You're also just showing a single point in space. How does the frequency response look like at the left and the right ear??

Hi Markus, I too am of of the opinion that 1/3 doesn't describe everything there is to know about sound. Our hearing is a LOT more discriminating both in time and frequency than most studies reflect, especially our subliminal hearing... which almost no one has studied because it requires a lot of brain-wave measurements.
However, I'm also not in agreement that 1/3 oct. data is worthless and that the use of 1/3 oct makes a measurement invalid. Especially when said 1/3 octave data doesn't look all that different from the 1/12th data excepting it's prettier to look at.

As for missing any data that would prove my claim, I clearly disagree with your stance.
Although the data I have chosen to show here is limited, it is a subset which IS representative of other data that I have on hand. I could present reams of data, but this is not the place for that! I'll be happy to present more information, but please allow me to do that in the Vendor's section rather than doing it here. (I wish to respect the forum rules).

As for averaged response across many points, and deviance from the average, that's one of the criteria I study the most. It's hugely important. Again, I'll be happy to post the data for this in a more appropriate place.
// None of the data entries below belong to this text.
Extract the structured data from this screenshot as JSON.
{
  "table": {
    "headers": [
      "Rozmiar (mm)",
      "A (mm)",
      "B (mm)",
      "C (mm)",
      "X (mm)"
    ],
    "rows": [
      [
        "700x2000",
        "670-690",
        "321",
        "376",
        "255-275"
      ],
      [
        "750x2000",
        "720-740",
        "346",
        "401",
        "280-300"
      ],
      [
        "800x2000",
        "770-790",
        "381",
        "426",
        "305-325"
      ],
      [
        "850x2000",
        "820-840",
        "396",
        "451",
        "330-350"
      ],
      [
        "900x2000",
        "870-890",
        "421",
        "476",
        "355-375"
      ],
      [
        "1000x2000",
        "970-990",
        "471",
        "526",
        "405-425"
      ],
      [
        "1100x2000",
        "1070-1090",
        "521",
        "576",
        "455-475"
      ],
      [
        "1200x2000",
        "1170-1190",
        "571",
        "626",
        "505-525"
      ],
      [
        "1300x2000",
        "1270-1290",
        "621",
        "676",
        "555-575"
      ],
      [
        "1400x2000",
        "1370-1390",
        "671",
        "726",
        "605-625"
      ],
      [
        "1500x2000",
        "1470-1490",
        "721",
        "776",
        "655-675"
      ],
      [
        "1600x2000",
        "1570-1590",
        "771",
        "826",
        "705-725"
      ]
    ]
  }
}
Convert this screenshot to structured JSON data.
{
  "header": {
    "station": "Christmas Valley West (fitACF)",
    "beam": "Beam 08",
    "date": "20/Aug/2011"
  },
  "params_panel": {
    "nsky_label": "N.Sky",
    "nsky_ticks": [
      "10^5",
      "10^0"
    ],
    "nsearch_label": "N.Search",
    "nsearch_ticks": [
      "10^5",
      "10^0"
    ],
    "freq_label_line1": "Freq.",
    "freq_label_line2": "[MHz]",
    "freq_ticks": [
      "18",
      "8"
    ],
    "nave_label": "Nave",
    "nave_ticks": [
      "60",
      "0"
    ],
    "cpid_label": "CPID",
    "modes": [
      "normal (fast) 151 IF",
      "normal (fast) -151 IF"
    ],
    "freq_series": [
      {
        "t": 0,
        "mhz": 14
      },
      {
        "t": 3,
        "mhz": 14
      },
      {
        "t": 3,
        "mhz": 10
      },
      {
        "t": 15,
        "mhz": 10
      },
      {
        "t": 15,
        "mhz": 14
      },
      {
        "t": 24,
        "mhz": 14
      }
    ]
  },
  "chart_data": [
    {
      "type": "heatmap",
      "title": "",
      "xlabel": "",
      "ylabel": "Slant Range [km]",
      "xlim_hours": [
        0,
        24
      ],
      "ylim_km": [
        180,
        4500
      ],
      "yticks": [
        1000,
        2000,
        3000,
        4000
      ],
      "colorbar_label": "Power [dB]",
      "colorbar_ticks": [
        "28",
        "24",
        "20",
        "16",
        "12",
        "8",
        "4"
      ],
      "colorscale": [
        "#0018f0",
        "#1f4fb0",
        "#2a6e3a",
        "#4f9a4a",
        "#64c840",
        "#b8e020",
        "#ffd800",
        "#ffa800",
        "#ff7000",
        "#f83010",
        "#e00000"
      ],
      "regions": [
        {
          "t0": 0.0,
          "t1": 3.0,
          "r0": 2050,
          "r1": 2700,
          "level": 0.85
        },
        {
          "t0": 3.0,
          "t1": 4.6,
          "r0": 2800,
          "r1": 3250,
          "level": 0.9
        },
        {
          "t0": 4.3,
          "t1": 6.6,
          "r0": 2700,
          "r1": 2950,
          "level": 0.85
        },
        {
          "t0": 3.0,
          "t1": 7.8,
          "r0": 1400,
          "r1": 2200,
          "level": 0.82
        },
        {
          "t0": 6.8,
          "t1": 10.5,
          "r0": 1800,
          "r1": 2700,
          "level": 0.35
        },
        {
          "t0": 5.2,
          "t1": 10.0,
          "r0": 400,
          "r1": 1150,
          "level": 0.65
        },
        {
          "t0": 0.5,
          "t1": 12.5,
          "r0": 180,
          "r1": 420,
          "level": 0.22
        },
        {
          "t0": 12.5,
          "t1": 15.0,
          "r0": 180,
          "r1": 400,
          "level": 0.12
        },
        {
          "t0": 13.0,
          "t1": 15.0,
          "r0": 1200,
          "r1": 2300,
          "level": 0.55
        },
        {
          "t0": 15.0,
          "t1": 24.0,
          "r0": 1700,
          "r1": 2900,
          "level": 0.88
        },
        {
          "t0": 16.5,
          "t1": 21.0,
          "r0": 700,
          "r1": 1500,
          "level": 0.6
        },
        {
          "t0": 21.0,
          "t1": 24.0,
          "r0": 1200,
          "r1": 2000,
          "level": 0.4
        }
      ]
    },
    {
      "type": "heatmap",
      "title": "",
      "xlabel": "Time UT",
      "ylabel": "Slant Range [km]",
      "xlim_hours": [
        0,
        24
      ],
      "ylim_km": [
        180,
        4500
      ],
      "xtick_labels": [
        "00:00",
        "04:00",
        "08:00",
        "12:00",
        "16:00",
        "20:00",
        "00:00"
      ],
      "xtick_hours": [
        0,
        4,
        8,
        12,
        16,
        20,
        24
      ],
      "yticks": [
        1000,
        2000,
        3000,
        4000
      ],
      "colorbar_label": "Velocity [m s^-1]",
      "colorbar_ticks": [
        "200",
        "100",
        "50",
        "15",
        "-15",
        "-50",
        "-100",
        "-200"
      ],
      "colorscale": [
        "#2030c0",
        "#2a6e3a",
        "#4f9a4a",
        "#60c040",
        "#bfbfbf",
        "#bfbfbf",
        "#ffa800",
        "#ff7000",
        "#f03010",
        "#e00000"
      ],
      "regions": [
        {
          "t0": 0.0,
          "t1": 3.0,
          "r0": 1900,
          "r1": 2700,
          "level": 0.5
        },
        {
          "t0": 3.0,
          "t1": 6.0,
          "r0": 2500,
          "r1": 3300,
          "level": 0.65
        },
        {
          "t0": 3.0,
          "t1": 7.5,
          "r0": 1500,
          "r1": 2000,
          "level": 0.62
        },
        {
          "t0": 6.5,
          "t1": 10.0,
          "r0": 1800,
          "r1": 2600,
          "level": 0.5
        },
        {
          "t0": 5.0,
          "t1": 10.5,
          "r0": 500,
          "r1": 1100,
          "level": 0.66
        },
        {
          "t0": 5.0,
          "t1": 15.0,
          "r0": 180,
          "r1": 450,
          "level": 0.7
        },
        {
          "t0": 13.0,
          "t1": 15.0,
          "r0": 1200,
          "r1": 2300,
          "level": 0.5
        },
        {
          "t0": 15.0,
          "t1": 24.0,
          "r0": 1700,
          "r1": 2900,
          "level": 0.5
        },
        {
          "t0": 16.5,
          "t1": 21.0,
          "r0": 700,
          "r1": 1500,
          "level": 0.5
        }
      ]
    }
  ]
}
But I will say the OB I've referenced here does pretty well in that regard.

So, to bring this back on-topic, my contention is that while cabinet resonances and panel resonances are indeed audible, and desrving of solid construction, damping and bracing, that the room resonances are even more important, and that OB reduces the room issues significantly.

Perhaps the "absolute method" would be to measure at 1/24th octave with good conventional enclosures and my new OB design and compare extensively in 10 different rooms, and then publish the results in an 80 page white paper. But when it comes to giving helpful hints to the OP, please forgive me for not publishing "complete" data according to the criteria you state is necessary. What I've given actually IS a pretty good indicator, if only you have eyes to see.